良くても悪くても、我々はあなたを遣わして語られる我々の神である主の御声に聞き従います。我々の神である主の御声に聞き従うことこそ最善なのですから。 (エレミヤ42章6節)
上記はユダヤに残留した民全員が、預言者エレミヤの許を訪ねて来て口にした言葉です。エレミヤを通して語られる主の御声が、自分らに良くても悪くても、それに聞き従いますと約束しました。

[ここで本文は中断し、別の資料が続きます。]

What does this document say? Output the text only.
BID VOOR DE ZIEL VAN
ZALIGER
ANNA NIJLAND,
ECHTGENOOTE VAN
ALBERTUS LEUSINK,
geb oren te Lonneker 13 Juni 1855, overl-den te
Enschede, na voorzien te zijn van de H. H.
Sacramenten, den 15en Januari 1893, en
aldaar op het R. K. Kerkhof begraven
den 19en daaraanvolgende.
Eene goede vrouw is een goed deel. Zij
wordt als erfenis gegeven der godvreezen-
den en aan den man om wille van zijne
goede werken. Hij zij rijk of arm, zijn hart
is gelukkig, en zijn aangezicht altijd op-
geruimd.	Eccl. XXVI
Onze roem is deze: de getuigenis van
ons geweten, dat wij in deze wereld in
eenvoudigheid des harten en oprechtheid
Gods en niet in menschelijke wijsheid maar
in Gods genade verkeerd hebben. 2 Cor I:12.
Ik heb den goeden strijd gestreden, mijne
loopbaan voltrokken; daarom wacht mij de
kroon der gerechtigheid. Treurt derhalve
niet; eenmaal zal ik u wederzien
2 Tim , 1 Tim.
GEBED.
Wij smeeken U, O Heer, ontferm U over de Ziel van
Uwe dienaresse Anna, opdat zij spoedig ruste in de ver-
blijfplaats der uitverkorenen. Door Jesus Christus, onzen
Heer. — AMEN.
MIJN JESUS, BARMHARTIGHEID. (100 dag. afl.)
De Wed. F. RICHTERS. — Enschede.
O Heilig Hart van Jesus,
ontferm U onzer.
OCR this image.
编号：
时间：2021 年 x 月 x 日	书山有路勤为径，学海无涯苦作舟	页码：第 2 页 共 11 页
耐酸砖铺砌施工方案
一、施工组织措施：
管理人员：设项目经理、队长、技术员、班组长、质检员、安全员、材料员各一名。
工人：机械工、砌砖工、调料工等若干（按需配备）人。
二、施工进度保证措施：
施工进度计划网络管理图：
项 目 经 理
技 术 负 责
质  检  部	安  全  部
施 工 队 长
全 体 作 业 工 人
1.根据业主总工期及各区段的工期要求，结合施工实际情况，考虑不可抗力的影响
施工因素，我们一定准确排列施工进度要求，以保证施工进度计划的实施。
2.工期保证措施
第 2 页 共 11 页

背景はこうです。バビロン王はユダヤを治める総督ゲダルヤを遣わします。ところが刺客が送り込まれて総督は暗殺されてしまいます。民は暗殺者を逮捕しようとしますが、逃げられてしまいます。バンロン王の報復を恐れた残留民らは途方に暮れ、エレミヤを頼ります。そして、冒頭の聖句を口にします。嘘ではない信仰者らしいことを言います。しかし…。10日後、エレミヤが語った主の御声には公然と反対したのです。エレミヤは、エジプトへ逃げるのではなく、この地に留まるのが主の御声だと語ったからです。「今、あなたたちはバビロンの王を恐れているが、彼を恐れてはならない、彼を恐れるな、と主は言われる。わたしはあなたたちと共にいて、必ず救い、彼の手から助け出す」(42章11節)と神は言われたのです。それに対する民の反応が、43章に記されています。エレミヤに向かって「あなたの言っていることは偽りだ。我々の神である主はあなたを遣わしてはいない。主は『エジプトへ行って寄留してはならない』と言ってはおられない」と反論したのです。こうして、ユダの地に留まれという、主の御声に聞き従わなかったのです。なぜ?恐れのためです。残留民は「報復を避けるためエジプトへ逃げよう」と決めていたのです。バビロン王の報復を極度に恐れたのです。そして、この地に留まれば、殺されるか、バビロンへ捕囚される、と思い込んでいたのです。そんな人々にエレミヤは「エジプトに下るなら、一人も生き残れない」と告げます。だが人々は、エレミヤに反論して言った、「あなたが主の名を借りて我々に語った言葉に聞き従う者はない」(44章16節)と。何という態度でしょうか。エレミヤは終始、神の代弁者として、「主はこう言われる」と、忠実に主の言葉を語った預言者でした。自分の思いや人間的な観測ではなく、主が言われることだけを語りました。なのに、自分が受けた主の言葉を疑われ、生涯にわたって、どちらが神の言葉なのかを問われ続けた預言者でした。そこに彼の偉大さと苦悩がありました。